Canonical Storage is not generic persistent storage. It is specifically the layer for validated, promoted, immutable datasets with defined provenance. Scratch storage, intermediate processing artifacts, and unpromoted raw data are not part of Canonical Storage.
Consequences
Backtesting inputs are reproducible. Because canonical datasets are immutable and versioned, a backtest can be re-run against the exact same input data. Reproducibility depends on dataset identity, which Canonical Storage provides by construction.
Cross-stack data consistency is structural. All Stacks that need validated data reference the same canonical datasets. There is no divergence caused by Stacks holding different copies of the same logical data — the canonical layer is the single reference point.
Dataset provenance is traceable. Every canonical dataset has a defined promotion path: raw collection, normalization, validation, promotion. Derived results can be traced to the specific canonical datasets they consumed, and those datasets can be traced to their raw sources.
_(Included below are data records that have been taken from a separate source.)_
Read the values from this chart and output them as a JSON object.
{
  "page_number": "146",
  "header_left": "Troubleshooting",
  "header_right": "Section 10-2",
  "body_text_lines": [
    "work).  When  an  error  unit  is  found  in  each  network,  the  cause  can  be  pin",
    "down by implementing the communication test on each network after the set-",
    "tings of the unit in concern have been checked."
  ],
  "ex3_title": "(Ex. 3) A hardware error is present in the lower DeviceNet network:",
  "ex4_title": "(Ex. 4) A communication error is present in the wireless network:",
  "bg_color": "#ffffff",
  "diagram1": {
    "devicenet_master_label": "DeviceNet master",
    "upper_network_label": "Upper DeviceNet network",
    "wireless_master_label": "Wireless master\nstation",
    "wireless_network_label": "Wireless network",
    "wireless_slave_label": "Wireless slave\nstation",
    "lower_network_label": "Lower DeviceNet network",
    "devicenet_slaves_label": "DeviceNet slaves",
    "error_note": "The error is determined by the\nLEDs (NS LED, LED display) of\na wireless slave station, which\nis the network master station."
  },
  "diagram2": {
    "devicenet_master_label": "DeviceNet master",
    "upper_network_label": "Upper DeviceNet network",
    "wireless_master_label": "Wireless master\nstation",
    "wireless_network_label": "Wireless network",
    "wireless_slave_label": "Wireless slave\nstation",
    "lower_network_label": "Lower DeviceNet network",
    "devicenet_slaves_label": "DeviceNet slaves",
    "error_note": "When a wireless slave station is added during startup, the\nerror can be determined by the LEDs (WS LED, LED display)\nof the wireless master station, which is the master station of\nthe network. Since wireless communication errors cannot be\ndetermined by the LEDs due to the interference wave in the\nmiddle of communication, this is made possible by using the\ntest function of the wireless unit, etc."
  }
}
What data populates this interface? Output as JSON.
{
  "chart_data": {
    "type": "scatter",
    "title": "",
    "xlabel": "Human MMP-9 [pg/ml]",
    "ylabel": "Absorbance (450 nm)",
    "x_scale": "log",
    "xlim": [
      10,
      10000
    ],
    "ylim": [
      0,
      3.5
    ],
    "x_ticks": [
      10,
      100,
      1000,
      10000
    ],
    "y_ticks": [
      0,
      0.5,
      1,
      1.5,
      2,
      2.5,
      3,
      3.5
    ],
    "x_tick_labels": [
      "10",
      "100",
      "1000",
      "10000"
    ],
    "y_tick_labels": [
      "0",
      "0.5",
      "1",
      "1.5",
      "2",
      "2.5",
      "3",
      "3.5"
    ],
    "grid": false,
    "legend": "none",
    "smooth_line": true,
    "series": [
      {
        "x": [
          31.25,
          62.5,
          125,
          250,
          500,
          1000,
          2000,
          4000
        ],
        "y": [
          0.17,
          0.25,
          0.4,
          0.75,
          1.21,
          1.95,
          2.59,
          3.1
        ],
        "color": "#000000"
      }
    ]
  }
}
Stack boundaries are explicit with respect to data. Stacks produce into or consume from Canonical Storage through defined roles, not through ad hoc file sharing or implicit storage dependencies. The data contract between Stacks is mediated by the canonical layer.
Immutability constrains correction workflows. Because canonical datasets are immutable after promotion, correcting a dataset means producing a new version through the full promotion pipeline. This is more operationally involved than in-place correction — but in-place mutation is precisely the mechanism that destroys reproducibility and provenance.
Trade-offs
Canonical Storage requires promotion infrastructure. The staged promotion model (raw → normalized → validated → canonical) requires data pipelines, validation rules, and metadata management. This is infrastructure that must be built and maintained. The alternative — allowing Stacks to access unvalidated or ad hoc data directly — eliminates this infrastructure but reintroduces the duplication, inconsistency, and provenance problems the decision is designed to prevent.
Immutability increases storage volume. Dataset corrections and re-validations produce new versions rather than replacing existing ones. Over time, multiple versions of the same logical dataset accumulate. This is a storage cost, but it is also what makes it possible to determine exactly which dataset version was used for any past experiment or operation.
Summary
The System maintains Canonical Storage as the authoritative validated dataset layer. Datasets reach this layer only through staged promotion (raw → normalized → validated → canonical) and are immutable after promotion. All Stacks that consume validated data reference Canonical Storage as the single authoritative source. Canonical Storage is distinct from the Runtime Event Stream: the Event Stream governs runtime causality and State derivation; Canonical Storage governs persistent dataset authority across Stacks. This decision ensures reproducible inputs, consistent cross-stack data, traceable provenance, and explicit data boundaries between Stacks.